O ministro ainda informa que o único nome indicado por ele para presidir a estatal foi do economista Roberto Castello Branco, que comandou a empresa de janeiro de 2019 até fevereiro de 2021.

Sobre a troca do general da reserva Joaquim Silva e Luna pelo economista Adriano Pires, Guedes comentou que a modificação no cargo não deverá ter consequências práticas na gestão da empresa. “Não acho que essa mudança seja um fator importante, não mesmo.

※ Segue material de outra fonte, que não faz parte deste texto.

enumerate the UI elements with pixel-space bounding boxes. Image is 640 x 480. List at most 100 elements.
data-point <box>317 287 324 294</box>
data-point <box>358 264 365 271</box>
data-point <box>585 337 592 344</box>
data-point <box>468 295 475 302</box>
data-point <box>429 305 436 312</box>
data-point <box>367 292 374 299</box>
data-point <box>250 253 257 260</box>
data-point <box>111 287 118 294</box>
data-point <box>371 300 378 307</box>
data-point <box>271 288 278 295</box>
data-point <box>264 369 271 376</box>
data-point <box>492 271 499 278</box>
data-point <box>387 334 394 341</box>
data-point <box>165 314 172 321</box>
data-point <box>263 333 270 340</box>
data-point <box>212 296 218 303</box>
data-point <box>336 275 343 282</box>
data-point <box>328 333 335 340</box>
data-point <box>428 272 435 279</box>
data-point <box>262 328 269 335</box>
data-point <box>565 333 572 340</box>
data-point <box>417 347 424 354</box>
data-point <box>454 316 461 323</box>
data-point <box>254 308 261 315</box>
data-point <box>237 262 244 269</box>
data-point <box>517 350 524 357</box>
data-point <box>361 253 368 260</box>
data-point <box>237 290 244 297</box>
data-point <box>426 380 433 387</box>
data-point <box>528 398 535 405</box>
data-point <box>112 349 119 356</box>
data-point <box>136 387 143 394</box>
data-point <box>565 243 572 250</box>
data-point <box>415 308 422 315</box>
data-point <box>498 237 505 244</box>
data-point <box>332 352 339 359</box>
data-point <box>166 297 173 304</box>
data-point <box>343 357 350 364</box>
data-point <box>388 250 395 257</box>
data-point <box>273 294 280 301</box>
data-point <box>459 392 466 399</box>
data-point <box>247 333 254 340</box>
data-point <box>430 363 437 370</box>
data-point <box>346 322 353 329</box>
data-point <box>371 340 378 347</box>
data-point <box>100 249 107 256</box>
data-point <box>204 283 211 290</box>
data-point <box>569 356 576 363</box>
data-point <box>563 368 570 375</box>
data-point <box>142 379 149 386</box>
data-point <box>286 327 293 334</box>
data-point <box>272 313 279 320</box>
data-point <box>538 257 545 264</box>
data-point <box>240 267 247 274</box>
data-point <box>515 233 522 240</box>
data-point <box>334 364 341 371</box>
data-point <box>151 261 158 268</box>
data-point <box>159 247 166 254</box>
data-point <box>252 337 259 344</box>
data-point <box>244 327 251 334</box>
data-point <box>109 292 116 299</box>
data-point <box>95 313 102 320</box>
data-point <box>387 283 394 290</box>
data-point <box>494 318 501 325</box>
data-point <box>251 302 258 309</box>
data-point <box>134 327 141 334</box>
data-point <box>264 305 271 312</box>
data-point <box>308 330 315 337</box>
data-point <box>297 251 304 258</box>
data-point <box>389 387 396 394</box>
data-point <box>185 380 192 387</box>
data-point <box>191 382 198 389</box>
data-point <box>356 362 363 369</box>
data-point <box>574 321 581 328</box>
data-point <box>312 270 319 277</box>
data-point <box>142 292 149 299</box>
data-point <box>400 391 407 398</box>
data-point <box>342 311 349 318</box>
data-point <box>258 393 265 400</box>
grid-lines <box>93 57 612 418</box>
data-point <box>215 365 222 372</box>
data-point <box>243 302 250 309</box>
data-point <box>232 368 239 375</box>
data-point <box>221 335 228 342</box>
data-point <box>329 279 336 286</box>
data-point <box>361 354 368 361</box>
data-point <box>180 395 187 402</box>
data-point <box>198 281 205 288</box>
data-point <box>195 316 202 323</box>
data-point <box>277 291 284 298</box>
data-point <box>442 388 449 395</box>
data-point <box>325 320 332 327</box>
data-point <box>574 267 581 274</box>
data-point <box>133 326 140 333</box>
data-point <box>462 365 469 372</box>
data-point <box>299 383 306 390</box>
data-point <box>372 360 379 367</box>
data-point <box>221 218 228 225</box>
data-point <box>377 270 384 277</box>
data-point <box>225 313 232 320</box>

Não espero que tenha efeitos reais”, explica.

Embora não consiga privatizar a Petrobras em 2022, Guedes prometeu que as outras desestatizações vão sair do papel até o final do ano, com destaque para Eletrobras e Correios. Além disso, ele aponta que irá avançar com concessões de portos e dos aeroportos do Galeão, de Santos Dumont e de Congonhas.